Very low. My attending said it was only the second time he'd seen it in his life... But after the first, it's something he would always keep in his pocket as a differential. Assuming the patient fit the profile, of course.
And I don't even remember learning about Miller-Fisher syndrome. I need to brush up on weird ass illnesses as my recert is coming in a year or two.
Can't say I heard about it before I saw it either. All I knew was that it looked like Guillain-Barre except weird. The neurologist was the one who said it was Miller-Fisher. Then again, I never got a chance to follow up on it so I don't know if it was actually Miller-Fisher in the end or not. It was a weird time anyway, we had half a dozen Gullain-Barre patients present all at once, so who knows. Filled up half the neuro ward.

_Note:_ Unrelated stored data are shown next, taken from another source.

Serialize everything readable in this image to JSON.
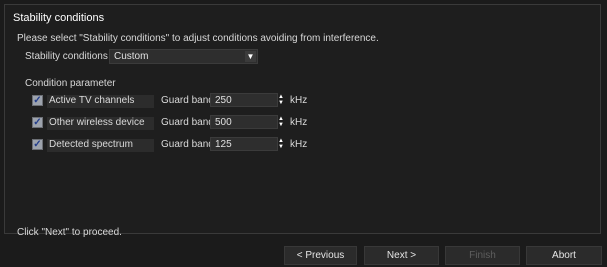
{
  "panel": {
    "title": "Stability conditions",
    "instruction": "Please select \"Stability conditions\" to adjust conditions avoiding from interference.",
    "conditions_label": "Stability conditions",
    "conditions_value": "Custom",
    "section_label": "Condition parameter",
    "rows": [
      {
        "label": "Active TV channels",
        "checked": true,
        "guard_label": "Guard band",
        "value": "250",
        "unit": "kHz"
      },
      {
        "label": "Other wireless device",
        "checked": true,
        "guard_label": "Guard band",
        "value": "500",
        "unit": "kHz"
      },
      {
        "label": "Detected spectrum",
        "checked": true,
        "guard_label": "Guard band",
        "value": "125",
        "unit": "kHz"
      }
    ],
    "footer": "Click \"Next\" to proceed."
  },
  "buttons": {
    "previous": "< Previous",
    "next": "Next >",
    "finish": "Finish",
    "abort": "Abort"
  },
  "icons": {
    "dropdown": "triangle-down-icon",
    "spin": "spin-arrows-icon",
    "check": "checkmark-icon"
  }
}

We even got a call from the Swedish CDC asking what the hell was going on. It got chalked up to a statistical anomaly in the end.
My first patient as a fresh medical student starting a neuro rotation had Miller-Fisher and the next had CJD. My consultant told me it would most likely be the last one I encountered throughout my medical career. Weird how these super rare things tend to crop up as a student.
Haha, yeah. Everyone I shadowed as a student kept complaining to me that it was their worst days ever and that I was attracting weird shit. Once I became a doctor myself it stopped - except when I have students, then it's back to being House MD again. I swear, students are bad luck or something.